Energy bills are typically cheaper during the summer as – at least in theory – the temperature rises and there’s no need to heat your home.
But there are still energy bills to pay – and in really warm weather, the cost of keeping cool can add up.
On hot and sticky nights many people will leave a fan running all night to cool things down. According to Uswitch research, a 120W electric fan costs approximately 2p an hour to run, so shouldn't make too much of a dent in your energy usage.
If you do want to make your fan more efficient, you could try placing a bowl of ice or a frozen water bottle in front of it to circulate the cooler air. To stop your room from warming up too much to start with, try keeping your curtains closed and windows open during the day where possible.

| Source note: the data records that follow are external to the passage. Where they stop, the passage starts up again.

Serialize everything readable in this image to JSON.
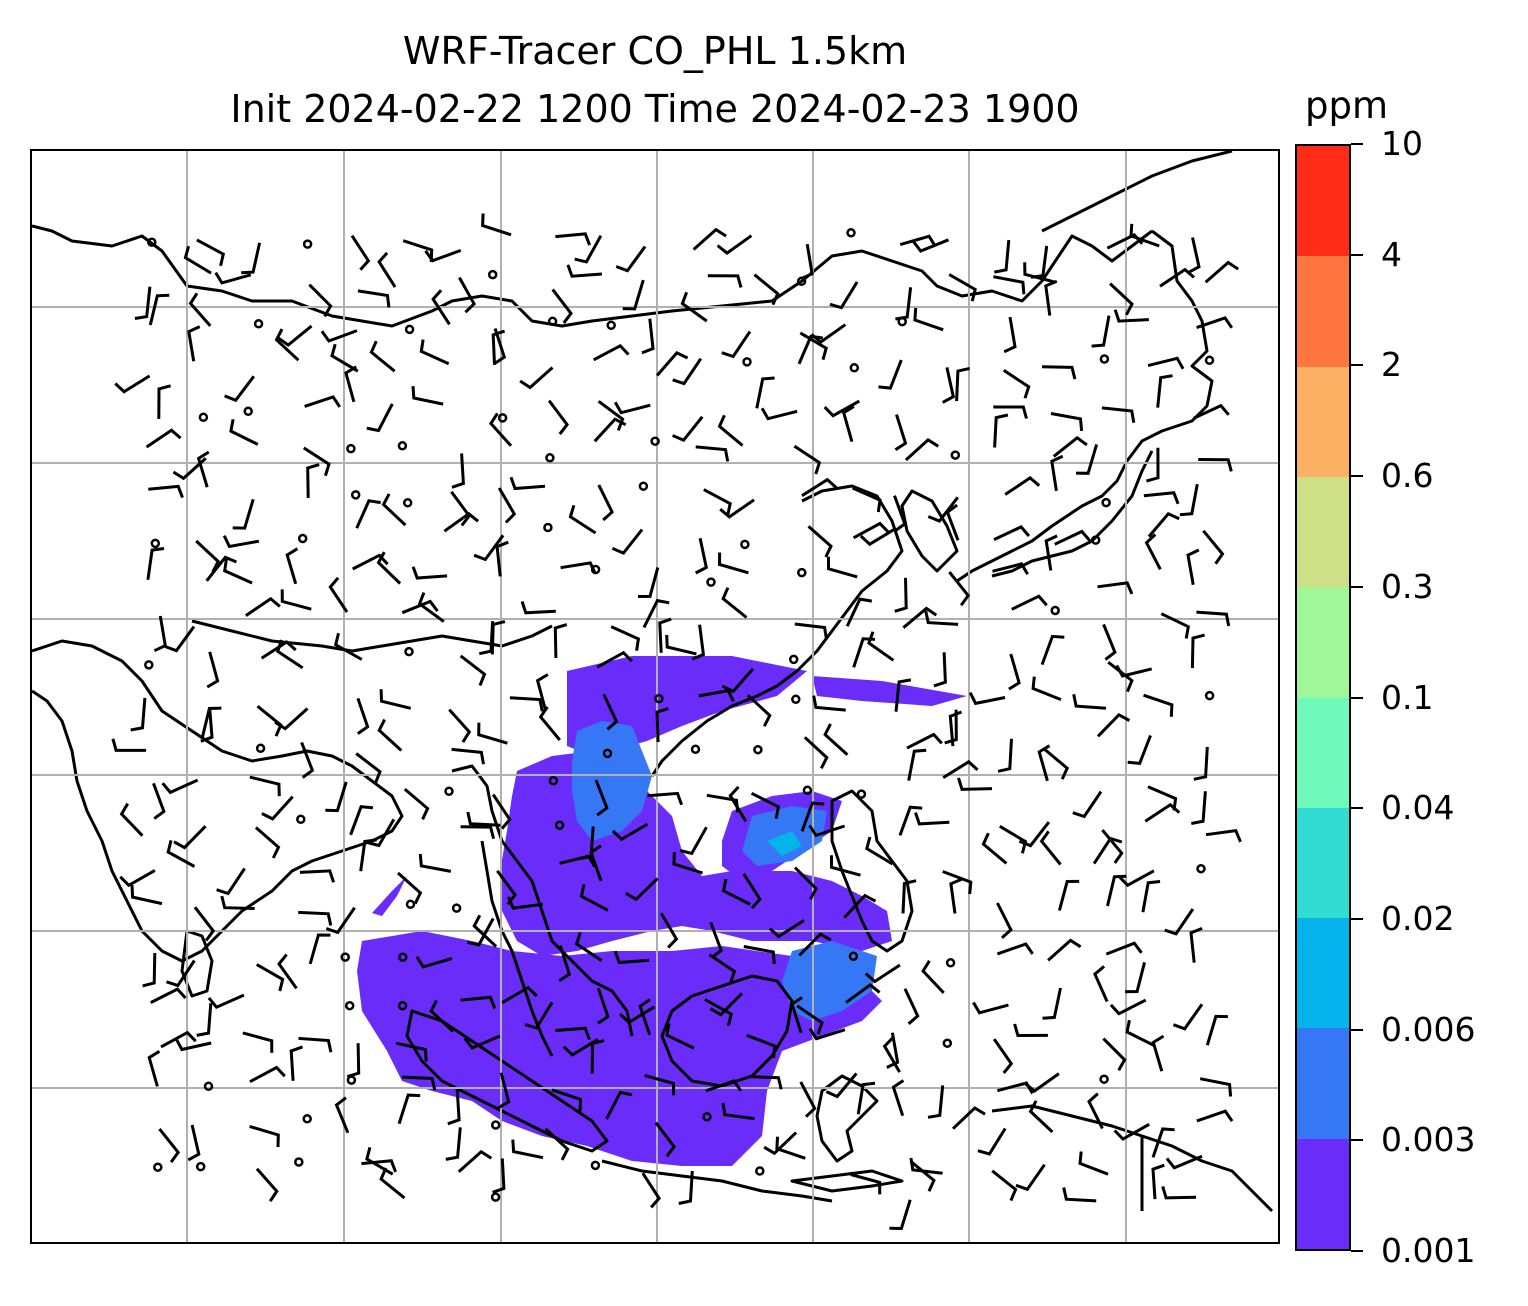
{
  "title": {
    "line1": "WRF-Tracer CO_PHL 1.5km",
    "line2": "Init 2024-02-22 1200 Time 2024-02-23 1900"
  },
  "colorbar": {
    "units": "ppm",
    "levels": [
      "0.001",
      "0.003",
      "0.006",
      "0.02",
      "0.04",
      "0.1",
      "0.3",
      "0.6",
      "2",
      "4",
      "10"
    ],
    "colors": [
      "#6a2cf8",
      "#3577f4",
      "#06b3ea",
      "#32dcd2",
      "#6ffabc",
      "#9ff79a",
      "#cde086",
      "#fbb063",
      "#ff7641",
      "#ff2c17"
    ]
  },
  "map": {
    "gridline_color": "#b0b0b0",
    "coastline_color": "#000000",
    "tracer_fill_color": "#6a2cf8",
    "tracer_core_color": "#3577f4",
    "tracer_peak_color": "#06b3ea"
  }
}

While you might not think that home air conditioning is all that common in the UK, a spell of hot weather at the end of May 2020 saw Google searches for portable air conditioning units rocket by 133% compared to the previous year.
According to Uswitch research, these units cost around 44p per hour to run. At the average usage of 4 hours 18 minutes during the day and 4 hours 48 minutes at night, portable air conditioning units could drive up electricity bills by £28 per week during hot weather.
During the school half term and summer holidays, it’s likely your kids will use more household energy while they keep themselves entertained watching TV and playing consoles.
If you want to reduce your kids’ electricity usage, make sure they turn off all appliances properly rather than leaving them on standby. The Energy Savings Trust estimates that leaving appliances on standby could add up to £80 to a household’s electricity bills per year.
A paddling pool is a great way to cool down, but filling it up could be costly if you’re on a water meter.
A 10ft pool holds around 5,000 litres of water, equivalent to around 140 showers or 65 baths. If you’re on a water meter, it could cost you around £16 to fill. If you don’t want to keep refilling your pool and wasting water, you could make it last all summer if by using sterilising tablets and a filter.
And if you've splashed out on a hot tub for the garden, bear in mind that it could cost 49p per hour just to heat the water.
It can be tempting to take more showers to cool off or freshen up during hot weather. But not only does this use more water, it can add a fair amount to your energy bill depending on the type of shower and heating system you use.
A high-powered electric shower running for 10 minutes could add around 32p to your electricity bill, and the cost can quickly add up.
If you enjoy sitting out in your garden on a summer’s evening, you’ll know that the temperature can quickly drop. Patio heaters can be great for extending your time outside, but they can be costly to run.
Gas-powered patio heaters are notoriously energy-guzzling, using around £1.20 worth of canister gas per hour. But even the more energy-efficient plug-in versions can add 33p per hour to your electricity bill.
Depending on how you pay for your energy, your bills might be lower during the summer. Even if your costs are spread throughout the year, you’ll almost certainly use less energy during the warmer weather as you won’t need to pay to heat your house.